When the matter came on for hearing the applicant appeared in person and Mr Moseley appeared for the Commonwealth.   I invited Mr Moseley to address his amended notice of motion and in so doing to make any submissions he thought relevant to the other matters raised in the other motions filed by the applicant.   I then invited the applicant to put his case and, at his request, I granted a short adjournment to enable him to read several authorities that had been referred to in argument by Mr Mosley.   Mr Moseley did not seek to make any reply.

The Commonwealth asks the Court to exercise its power under order 20, rule 2, of the Federal Court Rules, to dismiss the proceeding. Order 20, rule 2(1) provides:

Where in any proceeding it appears to the Court that in relation to the proceeding generally or in relation to any claim for relief in the proceeding -

a)no reasonable cause of action is disclosed;

b)the proceeding is frivolous or vexatious;  or

c)the proceeding is an abuse of a process of the Court;

the Court may order that the proceeding be stayed or dismissed generally or in relation to any claim for relief in the proceeding.

Section 19 of the Federal Court of Australia Act provides that:

The Court has such original jurisdiction as is vested in it by laws made by the Parliament.

The matter central to the applicant's case has to do with action taken under the Nationality and Citizenship Act 1948 (which is now the Australian Citizenship Act).   There is no suggestion that that act or any other statute, specifically vests jurisdiction in the Court the power to make the orders sought.

At an early stage of the proceedings the Commonwealth apparently thought that the applicant sought to rely upon the provisions of the Administrative Decisions (Judicial Review) Act. This was an understandable error as it would seem that the ADJR Act provided the most likely avenue of approach to this Court but the applicant does not seek to rely on the ADJR Act and indeed it seems clear that such a course would not have been open to him.

There is clearly no basis to bring this matter within the Court's jurisdiction pursuant to s 19 of the Federal Court of Australia Act.

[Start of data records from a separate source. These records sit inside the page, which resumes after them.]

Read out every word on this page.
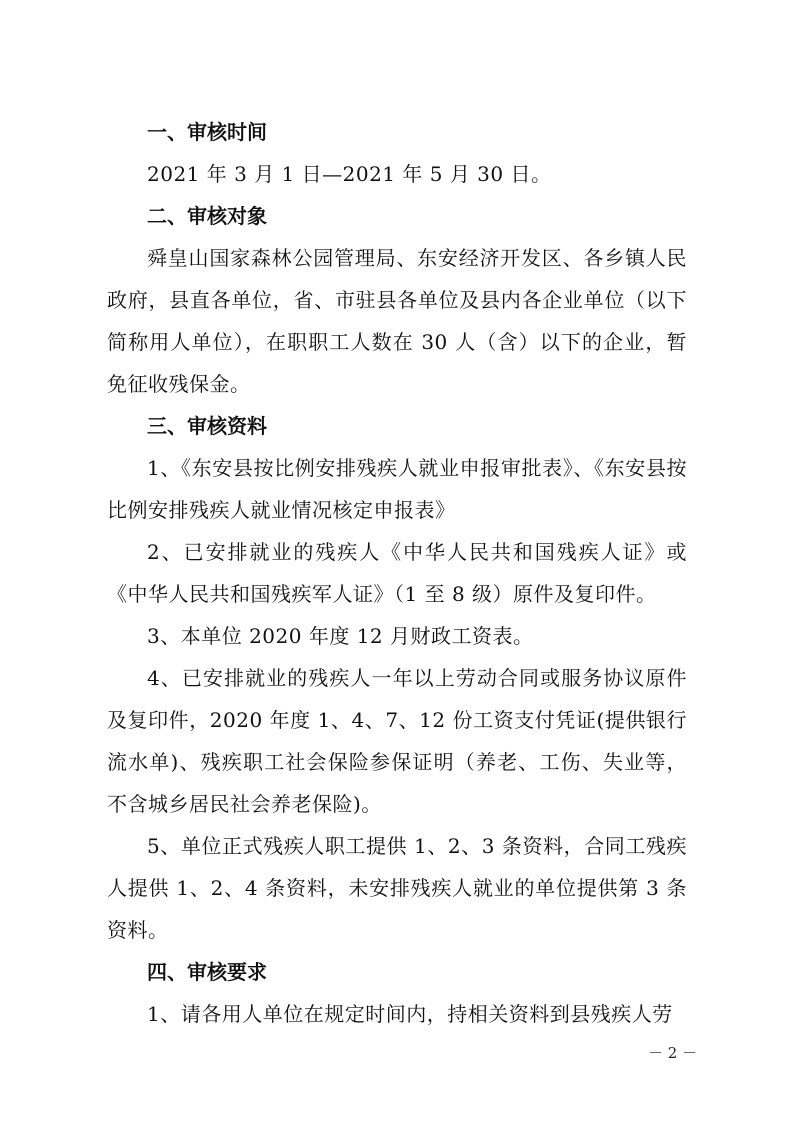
一、审核时间

2021 年 3 月 1 日—2021 年 5 月 30 日。

二、审核对象

舜皇山国家森林公园管理局、东安经济开发区、各乡镇人民政府，县直各单位，省、市驻县各单位及县内各企业单位（以下简称用人单位），在职职工人数在 30 人（含）以下的企业，暂免征收残保金。

三、审核资料

1、《东安县按比例安排残疾人就业申报审批表》、《东安县按比例安排残疾人就业情况核定申报表》

2、已安排就业的残疾人《中华人民共和国残疾人证》或《中华人民共和国残疾军人证》（1 至 8 级）原件及复印件。

3、本单位 2020 年度 12 月财政工资表。

4、已安排就业的残疾人一年以上劳动合同或服务协议原件及复印件，2020 年度 1、4、7、12 份工资支付凭证(提供银行流水单)、残疾职工社会保险参保证明（养老、工伤、失业等，不含城乡居民社会养老保险)。

5、单位正式残疾人职工提供 1、2、3 条资料，合同工残疾人提供 1、2、4 条资料，未安排残疾人就业的单位提供第 3 条资料。

四、审核要求

1、请各用人单位在规定时间内，持相关资料到县残疾人劳

－ 2 －
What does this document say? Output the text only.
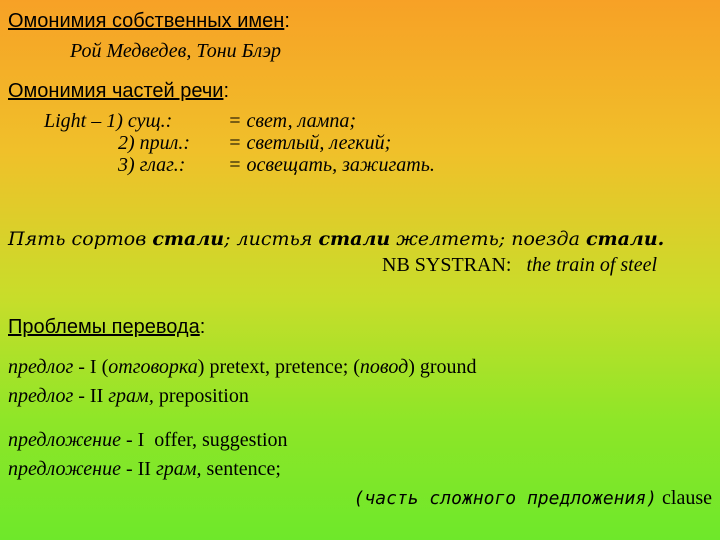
Омонимия собственных имен:
Рой Медведев, Тони Блэр
Омонимия частей речи:
Light – 1) сущ.:	= свет, лампа;
2) прил.: = светлый, легкий;
3) глаг.: = освещать, зажигать.
Пять сортов стали; листья стали желтеть; поезда стали.
NB SYSTRAN: the train of steel
Проблемы перевода:
предлог - I (отговорка) pretext, pretence; (повод) ground
предлог - II грам, preposition
предложение - I  offer, suggestion
предложение - II грам, sentence;
(часть сложного предложения) clause
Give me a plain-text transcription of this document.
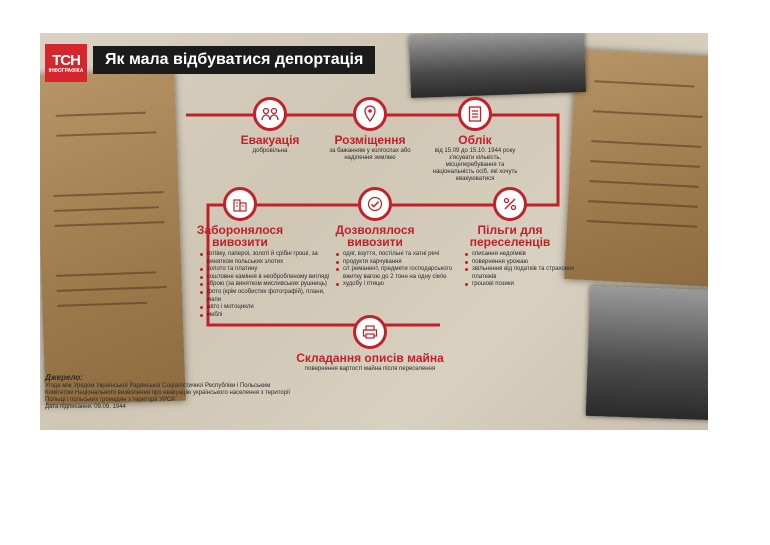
ТСН
ІНФОГРАФІКА
Як мала відбуватися депортація
Евакуація

добровільна

Розміщення

за бажанням у колгоспах або наділення землею

Облік

від 15.09 до 15.10. 1944 року з'ясувати кількість, місцеперебування та національність осіб, які хочуть евакуюватися

Пільги для переселенців
Дозволялося вивозити
Заборонялося вивозити
готівку, папероі, золоті й срібні гроші, за винятком польських злотих
золото та платину
коштовне каміння в необробленому вигляді
зброю (за винятком мисливських рушниць)
фото (крім особистих фотографій), плани, мапи
авто і мотоцикли
меблі
одяг, взуття, постільні та хатні речі
продукти харчування
с/г реманент, предмети господарського вжитку вагою до 2 тонн на одну сім'ю
худобу і птицю
списання недоїмків
повернення урожаю
звільнення від податків та страхових платежів
грошові позики
Складання описів майна

повернення вартості майна після переселення

Джерело:
Угода між Урядом Української Радянської Соціалістичної Республіки і Польським Комітетом Національного визволення про евакуацію українського населення з території Польщі і польських громадян з території УРСР.
Дата підписання: 09.09. 1944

The applicant has made reference to ss 21 and 32 of the Federal Court of Australia Act.  

Section 21(1) provides that:

The Court may in relation to a matter in which it has original jurisdiction make a binding declaration of right.

While s 32(1) provides that:

To the extent that the Constitution permits, jurisdiction is conferred on the Court in respect of matters not otherwise within its jurisdiction that are associated with matters in which the jurisdiction of the Court is invoked.

Section 21(1) can have no application unless the Court has original jurisdiction to entertain the application. Such jurisdiction does not exist in this case. The applicant has however recited a whole litany of proceedings in which he has been involved over the last five or six years and he says that the present matter is associated with those proceedings in a manner contemplated by s 32. How this is said to be so has not been explained but even if it be the case, the appropriate remedy would be to seek the relief now sought in one or other of those proceedings. I reject his argument that s 32 of the Federal Court of Australia Act gives this Court the jurisdiction to grant the relief sought.

In my opinion, the application in this proceeding does not disclose a reasonable cause of action within the jurisdiction of this Court and the appropriate remedy is to dismiss the proceeding.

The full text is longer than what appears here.